Brits buy record 47 million bottles of gin in a year
Sales of gin in the UK have risen by seven million bottles, reaching a record 47 million bottles in a year, the equivalent of 1.32 billion gin and tonics, according to new figures released by the Wine and Spirit Trade Association (WSTA.)
Those who predicted that the gin boom is set to continue, at least for the next couple of years, have been proved right once again. According to the latest market report from the WSTA, this is set to be yet another bumper sales quarter for gin in the UK.
In the year ending 9 September 2017, 47 million bottles of gin were bought in the UK, an increase of 7 million bottles compared to the same period last year.
Gin sales increased by the highest margin in the off-trade, rising by 19% by volume in the past year (ending 9 September 2017) to total 268,000hls (38.7m bottles) worth £538m, a 25% increase in value compared to last year.
Gin sales in the on-trade have risen 15% by volume in the past year (ending 9 September 2017) to total 61,000hls (8.8m bottles) worth £729m, a 19% increase in value compared to last year.
These figures mean that gin has experienced yet another double figure sales rise across the on- and off-trade.
In the 12 weeks ending September 2017, gin sales were particularly buoyant, increasing by 26% in volume and 34% in value in the off-trade, compared to the same period last year. During the same period in the on-trade, volume sales were up by 23% and value sales by 28%.
The figures confirm the findings of a recent YouGov poll which found that gin is now the most popular spirit among UK drinkers, with 29% of participants saying that it is their favourite spirit, beating rivals whisky (25%) and vodka (23%). Gin has risen from third place in the same poll conducted a year ago.

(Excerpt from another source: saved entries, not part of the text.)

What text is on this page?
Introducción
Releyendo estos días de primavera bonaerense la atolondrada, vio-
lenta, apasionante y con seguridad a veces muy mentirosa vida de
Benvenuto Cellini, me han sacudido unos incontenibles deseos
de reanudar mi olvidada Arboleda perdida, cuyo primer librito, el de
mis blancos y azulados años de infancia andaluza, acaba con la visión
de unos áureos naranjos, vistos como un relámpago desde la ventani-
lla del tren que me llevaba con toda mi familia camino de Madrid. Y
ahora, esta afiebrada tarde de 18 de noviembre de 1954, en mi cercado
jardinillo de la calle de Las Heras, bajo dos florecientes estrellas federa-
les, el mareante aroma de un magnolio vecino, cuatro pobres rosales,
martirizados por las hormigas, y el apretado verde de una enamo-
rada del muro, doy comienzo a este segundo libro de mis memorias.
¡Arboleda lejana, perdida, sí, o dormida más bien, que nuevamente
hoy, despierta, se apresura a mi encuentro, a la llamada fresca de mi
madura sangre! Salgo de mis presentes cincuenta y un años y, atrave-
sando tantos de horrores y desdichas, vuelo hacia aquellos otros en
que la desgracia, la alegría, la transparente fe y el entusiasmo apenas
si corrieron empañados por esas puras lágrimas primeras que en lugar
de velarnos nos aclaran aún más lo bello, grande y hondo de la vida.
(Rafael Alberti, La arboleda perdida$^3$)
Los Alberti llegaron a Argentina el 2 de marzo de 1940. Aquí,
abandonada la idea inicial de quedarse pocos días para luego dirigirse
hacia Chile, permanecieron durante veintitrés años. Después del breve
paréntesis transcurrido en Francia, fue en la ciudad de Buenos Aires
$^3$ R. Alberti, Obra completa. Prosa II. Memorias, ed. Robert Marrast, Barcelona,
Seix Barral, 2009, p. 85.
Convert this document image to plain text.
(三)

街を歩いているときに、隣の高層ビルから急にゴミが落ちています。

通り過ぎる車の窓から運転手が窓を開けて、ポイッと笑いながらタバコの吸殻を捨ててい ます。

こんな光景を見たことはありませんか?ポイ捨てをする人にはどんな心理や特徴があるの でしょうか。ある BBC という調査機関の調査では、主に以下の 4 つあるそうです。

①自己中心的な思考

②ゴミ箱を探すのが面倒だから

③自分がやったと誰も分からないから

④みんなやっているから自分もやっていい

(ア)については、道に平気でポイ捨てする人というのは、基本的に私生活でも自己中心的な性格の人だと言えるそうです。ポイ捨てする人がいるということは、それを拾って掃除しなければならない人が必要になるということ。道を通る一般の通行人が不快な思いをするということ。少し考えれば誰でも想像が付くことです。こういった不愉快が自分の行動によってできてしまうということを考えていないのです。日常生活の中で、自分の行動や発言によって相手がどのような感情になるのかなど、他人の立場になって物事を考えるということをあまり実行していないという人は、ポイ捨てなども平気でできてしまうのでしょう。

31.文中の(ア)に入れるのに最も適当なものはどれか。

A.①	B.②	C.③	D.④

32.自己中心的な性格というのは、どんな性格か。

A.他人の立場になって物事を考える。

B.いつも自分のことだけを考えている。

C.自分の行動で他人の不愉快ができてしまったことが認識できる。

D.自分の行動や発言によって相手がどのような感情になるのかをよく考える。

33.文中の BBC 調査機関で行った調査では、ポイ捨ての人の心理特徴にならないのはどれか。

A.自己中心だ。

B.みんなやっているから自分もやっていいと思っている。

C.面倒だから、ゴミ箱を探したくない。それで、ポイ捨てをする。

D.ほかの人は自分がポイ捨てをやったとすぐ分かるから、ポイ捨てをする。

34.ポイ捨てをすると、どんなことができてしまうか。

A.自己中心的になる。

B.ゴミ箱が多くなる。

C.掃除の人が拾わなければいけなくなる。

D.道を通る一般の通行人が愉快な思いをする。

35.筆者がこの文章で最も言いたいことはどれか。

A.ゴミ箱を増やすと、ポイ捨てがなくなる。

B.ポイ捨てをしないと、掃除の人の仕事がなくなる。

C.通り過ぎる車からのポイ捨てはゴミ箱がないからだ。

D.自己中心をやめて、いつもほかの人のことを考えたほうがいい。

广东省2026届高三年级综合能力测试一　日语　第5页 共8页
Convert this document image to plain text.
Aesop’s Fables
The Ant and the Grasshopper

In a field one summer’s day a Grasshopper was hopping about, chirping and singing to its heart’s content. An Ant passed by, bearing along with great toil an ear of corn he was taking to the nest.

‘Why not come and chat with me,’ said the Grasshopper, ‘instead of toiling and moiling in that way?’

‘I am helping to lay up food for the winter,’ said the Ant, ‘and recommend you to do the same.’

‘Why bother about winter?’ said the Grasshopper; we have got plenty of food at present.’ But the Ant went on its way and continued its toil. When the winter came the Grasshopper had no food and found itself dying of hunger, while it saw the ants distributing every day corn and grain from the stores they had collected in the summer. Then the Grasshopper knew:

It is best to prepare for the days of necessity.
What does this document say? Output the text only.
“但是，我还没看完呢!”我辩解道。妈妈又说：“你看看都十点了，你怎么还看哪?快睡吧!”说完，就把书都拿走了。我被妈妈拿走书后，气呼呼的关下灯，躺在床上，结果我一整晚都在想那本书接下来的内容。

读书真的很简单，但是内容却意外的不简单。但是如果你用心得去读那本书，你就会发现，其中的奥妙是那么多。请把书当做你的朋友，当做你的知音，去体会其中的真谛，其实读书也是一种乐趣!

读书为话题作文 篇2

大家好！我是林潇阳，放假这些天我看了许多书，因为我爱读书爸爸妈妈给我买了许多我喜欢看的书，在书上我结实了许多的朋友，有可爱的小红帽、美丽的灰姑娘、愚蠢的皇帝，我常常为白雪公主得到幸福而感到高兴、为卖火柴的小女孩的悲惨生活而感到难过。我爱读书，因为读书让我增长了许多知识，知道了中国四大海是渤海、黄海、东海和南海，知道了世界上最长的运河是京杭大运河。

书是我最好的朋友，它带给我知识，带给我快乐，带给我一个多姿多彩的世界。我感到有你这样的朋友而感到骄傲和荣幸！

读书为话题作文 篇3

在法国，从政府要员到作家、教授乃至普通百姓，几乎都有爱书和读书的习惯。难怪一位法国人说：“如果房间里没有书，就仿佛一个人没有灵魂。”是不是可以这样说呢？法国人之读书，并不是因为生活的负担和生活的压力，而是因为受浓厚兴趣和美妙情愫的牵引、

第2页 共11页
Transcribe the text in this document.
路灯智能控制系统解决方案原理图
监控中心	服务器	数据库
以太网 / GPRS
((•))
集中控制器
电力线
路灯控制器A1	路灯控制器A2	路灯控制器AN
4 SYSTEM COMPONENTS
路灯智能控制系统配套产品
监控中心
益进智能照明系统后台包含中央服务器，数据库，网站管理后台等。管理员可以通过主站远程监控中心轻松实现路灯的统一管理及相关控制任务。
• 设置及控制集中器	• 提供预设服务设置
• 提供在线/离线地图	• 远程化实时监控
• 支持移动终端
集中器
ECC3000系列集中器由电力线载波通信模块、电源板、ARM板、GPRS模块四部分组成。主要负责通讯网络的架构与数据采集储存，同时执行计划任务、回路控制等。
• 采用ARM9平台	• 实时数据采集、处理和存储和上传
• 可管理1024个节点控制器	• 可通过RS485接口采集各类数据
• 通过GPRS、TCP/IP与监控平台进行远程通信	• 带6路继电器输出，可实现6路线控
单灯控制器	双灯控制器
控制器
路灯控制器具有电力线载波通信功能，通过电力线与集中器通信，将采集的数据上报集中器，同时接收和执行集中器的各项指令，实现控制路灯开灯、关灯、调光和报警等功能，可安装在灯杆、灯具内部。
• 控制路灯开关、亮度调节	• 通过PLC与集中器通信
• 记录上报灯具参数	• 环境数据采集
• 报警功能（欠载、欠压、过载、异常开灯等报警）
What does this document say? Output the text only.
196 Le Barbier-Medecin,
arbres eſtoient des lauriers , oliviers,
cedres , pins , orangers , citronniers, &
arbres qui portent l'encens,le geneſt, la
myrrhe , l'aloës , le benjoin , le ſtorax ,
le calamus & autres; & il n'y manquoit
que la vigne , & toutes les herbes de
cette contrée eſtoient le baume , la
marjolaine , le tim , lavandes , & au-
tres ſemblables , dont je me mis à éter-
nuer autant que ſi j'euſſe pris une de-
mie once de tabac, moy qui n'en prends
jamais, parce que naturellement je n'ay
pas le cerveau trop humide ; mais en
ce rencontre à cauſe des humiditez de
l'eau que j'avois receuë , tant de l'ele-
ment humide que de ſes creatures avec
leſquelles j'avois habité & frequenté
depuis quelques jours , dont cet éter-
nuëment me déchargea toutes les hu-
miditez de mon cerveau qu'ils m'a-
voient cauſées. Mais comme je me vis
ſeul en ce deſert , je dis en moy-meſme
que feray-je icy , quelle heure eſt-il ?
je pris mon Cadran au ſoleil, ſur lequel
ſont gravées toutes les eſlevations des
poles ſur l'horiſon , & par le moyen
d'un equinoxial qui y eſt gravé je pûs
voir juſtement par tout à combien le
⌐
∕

Sales of British gin abroad have also grown dramatically and are now worth more than beef and cereals. In 2016, the UK exported a record £474m of gin making it the seventh most valuable food and drink export.
British gin is now exported to a total of 139 countries and since 2012, exports have increased by 32% in value and 37% in volume, making the UK the largest gin exporter in the world.
The top three largest export destinations by volume for UK gin are the USA, Spain and Germany. Gin exports to France, Italy, Portugal and Belgium have all more than doubled in volume in the past five years.
Commenting on the findings, Miles Beale, chief executive of the WSTA, said: “The latest WSTA market report is showing yet another sparkling result for gin sales in the UK. The British public show no signs of growing tired of trying new gins with well over 100 brands now available on the UK Market. It comes as no surprise that gin has climbed to the top of a poll of most popular spirit drinks.
“Gin is a very versatile spirit which works well in cocktails as well as in a traditional G&T serve. Although gin is predominantly juniper based our innovative gin distillers are now offering a range of gins infused with locally sourced botanicals, including seaweed, rhubarb and even Christmas gins with frankincense and myrrh.”
“Gin’s versatility has proved it is attractive to consumers who have increasingly sophisticated palettes. In the past people were less concerned about where a gin came from or what botanicals it used; now, consumers are now more interested in a gin’s back story”.
2017: a year in gin
- In January, gin was saved for posterity after it was announced that juniper, its main ingredient, was to be added to the UK’s national seed bank.
- In February, the WSTA announced that the UK exported £474 million worth of gin in 2016, smashing the previous year’s record, with exports expected to hit the £500 million mark before the end of 2017.
- In March, gin was added to the ONS’s inflation basket for the first time in 13 years.
- In April, certainly aided by the rise of gin, the WSTA reported that the number of distilleries being registered in the UK had risen by 17% in past year.
- In June, the WSTA reported that gin sales had pushed spirits revenue above that of beer for the first time.
- Also in June, UK retailer Waitrose reported that gin sales had surpassed those of all other spirits, having increased by 20% year-on-year.
- In October and in a year that could be dubbed ‘the year of the gin-themed accessory,’ Edinburgh-based distillery Pickering’s unveiled ambitious commercial plans to quadruple its turnover to £4 million boosted by the production of one million gin-filled festive baubles for Christmas.
- In November, the Chancellor froze duty on alcohol. Consumers pay £8.05 in spirits duty for the average-priced bottle of gin which means that duty and VAT make up 77% of the total cost.
- In December, the WSTA reported that sales of gin had reached a record 47 million bottles in the year ending 9 September 2017.
- This year, the drinks business asked industry experts if the gin category has become too big to fail, and also asked whether more should be done to educate the consumer on gin’s ever-evolving sub-categories.